10:23 Thursday 12th May 2016
BBC Radio Cambridgeshire

PAUL STAINTON: Litter a hot topic with you guys this morning. It really is. This from Trev in Manea who says:“We have a dedicated group. We get together once a month or so and tidy up in different parts of the village.” Great respect for them. Dale in Eye says:”Paul what an absolute disgrace and an awful introduction to England the link road is from Stansted Airport to the M11. It’s covered in litter and multiple potholes. It’s absolutely unbelievable.” Yes.
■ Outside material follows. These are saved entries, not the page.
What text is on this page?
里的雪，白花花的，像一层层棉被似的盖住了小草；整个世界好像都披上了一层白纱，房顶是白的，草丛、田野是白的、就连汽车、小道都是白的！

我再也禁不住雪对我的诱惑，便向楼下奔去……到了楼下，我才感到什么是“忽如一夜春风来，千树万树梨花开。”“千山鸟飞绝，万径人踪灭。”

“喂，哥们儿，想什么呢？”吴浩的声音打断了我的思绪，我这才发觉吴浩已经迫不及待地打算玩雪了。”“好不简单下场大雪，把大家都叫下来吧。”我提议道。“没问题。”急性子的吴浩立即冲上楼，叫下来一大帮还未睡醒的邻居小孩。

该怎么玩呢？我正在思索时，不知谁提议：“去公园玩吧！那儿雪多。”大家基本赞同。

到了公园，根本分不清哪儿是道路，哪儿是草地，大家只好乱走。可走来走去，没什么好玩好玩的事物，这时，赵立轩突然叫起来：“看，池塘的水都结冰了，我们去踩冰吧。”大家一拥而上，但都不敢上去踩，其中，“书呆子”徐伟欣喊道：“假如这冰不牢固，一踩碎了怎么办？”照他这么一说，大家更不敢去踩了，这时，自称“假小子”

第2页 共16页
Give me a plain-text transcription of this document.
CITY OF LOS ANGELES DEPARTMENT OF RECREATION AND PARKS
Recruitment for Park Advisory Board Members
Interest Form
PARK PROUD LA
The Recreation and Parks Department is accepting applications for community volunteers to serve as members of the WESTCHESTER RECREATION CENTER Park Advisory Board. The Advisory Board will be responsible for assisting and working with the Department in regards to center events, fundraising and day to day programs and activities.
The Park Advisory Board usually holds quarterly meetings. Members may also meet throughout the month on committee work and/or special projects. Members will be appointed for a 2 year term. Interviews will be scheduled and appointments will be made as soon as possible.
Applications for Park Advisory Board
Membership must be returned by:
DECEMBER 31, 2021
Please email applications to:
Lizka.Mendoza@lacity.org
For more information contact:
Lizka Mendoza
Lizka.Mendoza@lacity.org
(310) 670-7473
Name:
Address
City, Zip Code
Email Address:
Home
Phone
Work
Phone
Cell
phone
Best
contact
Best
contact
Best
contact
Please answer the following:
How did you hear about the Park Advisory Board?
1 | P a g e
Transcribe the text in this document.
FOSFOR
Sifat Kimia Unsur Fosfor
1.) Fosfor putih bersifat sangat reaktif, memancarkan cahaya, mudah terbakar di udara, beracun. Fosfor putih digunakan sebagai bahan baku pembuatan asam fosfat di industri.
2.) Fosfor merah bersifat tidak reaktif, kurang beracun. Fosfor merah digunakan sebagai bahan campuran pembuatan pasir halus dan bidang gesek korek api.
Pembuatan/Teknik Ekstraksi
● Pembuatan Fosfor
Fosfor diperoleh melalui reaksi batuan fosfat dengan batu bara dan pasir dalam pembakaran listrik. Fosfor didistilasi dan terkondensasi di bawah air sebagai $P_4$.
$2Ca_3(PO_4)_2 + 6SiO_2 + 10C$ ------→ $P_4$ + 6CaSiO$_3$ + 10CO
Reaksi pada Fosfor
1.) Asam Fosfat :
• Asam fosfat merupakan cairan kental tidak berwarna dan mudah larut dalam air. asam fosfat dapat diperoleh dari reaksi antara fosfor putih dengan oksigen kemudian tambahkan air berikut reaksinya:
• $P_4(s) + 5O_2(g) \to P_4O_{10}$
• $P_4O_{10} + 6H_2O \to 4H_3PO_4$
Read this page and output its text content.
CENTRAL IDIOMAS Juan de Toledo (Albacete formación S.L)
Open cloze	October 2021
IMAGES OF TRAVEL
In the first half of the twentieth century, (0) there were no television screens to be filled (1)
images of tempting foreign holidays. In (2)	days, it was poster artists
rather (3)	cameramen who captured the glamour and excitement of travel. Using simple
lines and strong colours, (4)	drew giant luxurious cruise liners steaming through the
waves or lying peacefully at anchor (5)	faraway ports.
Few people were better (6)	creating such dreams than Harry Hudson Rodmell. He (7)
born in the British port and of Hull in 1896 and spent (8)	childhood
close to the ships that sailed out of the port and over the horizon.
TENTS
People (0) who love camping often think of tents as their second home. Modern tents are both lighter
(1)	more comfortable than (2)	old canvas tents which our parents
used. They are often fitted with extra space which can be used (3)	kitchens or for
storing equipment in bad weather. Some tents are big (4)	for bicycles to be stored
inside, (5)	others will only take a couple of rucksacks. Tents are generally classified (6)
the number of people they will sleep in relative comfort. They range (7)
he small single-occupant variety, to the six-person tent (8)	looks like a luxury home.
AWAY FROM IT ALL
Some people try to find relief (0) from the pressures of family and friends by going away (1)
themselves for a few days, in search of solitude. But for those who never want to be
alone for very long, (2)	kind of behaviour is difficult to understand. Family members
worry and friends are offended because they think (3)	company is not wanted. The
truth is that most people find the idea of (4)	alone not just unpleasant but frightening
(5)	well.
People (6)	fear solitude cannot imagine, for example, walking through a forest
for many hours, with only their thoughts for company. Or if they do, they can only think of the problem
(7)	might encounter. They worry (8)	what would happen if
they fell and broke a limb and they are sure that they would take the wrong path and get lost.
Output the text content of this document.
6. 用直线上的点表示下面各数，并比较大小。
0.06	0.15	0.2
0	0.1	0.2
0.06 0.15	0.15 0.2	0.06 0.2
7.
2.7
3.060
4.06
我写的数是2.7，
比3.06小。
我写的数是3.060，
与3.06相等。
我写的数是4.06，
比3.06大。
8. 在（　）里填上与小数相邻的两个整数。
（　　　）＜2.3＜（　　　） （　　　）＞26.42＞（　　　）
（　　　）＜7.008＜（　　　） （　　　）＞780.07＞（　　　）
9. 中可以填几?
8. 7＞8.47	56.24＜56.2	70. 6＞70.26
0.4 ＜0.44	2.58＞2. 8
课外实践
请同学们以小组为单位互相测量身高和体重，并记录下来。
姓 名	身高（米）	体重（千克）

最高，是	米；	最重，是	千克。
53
And you know you could say well they should clear it up, they should clean it up. But should people have to clear up after people? And why? Why do some people in society think it’s acceptable to litter the countryside and just make it look a mess. Does it drive you mad? Just what goes on in the mind of someone who throws crisp packets out the car windows? Campaigners have found 20 year old crisp packets in the Forest of Dean. And we’ve found some old coke cans and all sorts this morning. And we’ve just had a little look. We haven’t even done it scientifically. Well let’s speak to Jen Orrell who’s on the Communities Team at Peterborough Environment City Trust, who try and look after Peterborough anyway. Jen, morning.
JENNIFER ORRELL: Good morning Paul.
PAUL STAINTON: What would you like to do with people who litter the countryside? Can we broadcast it?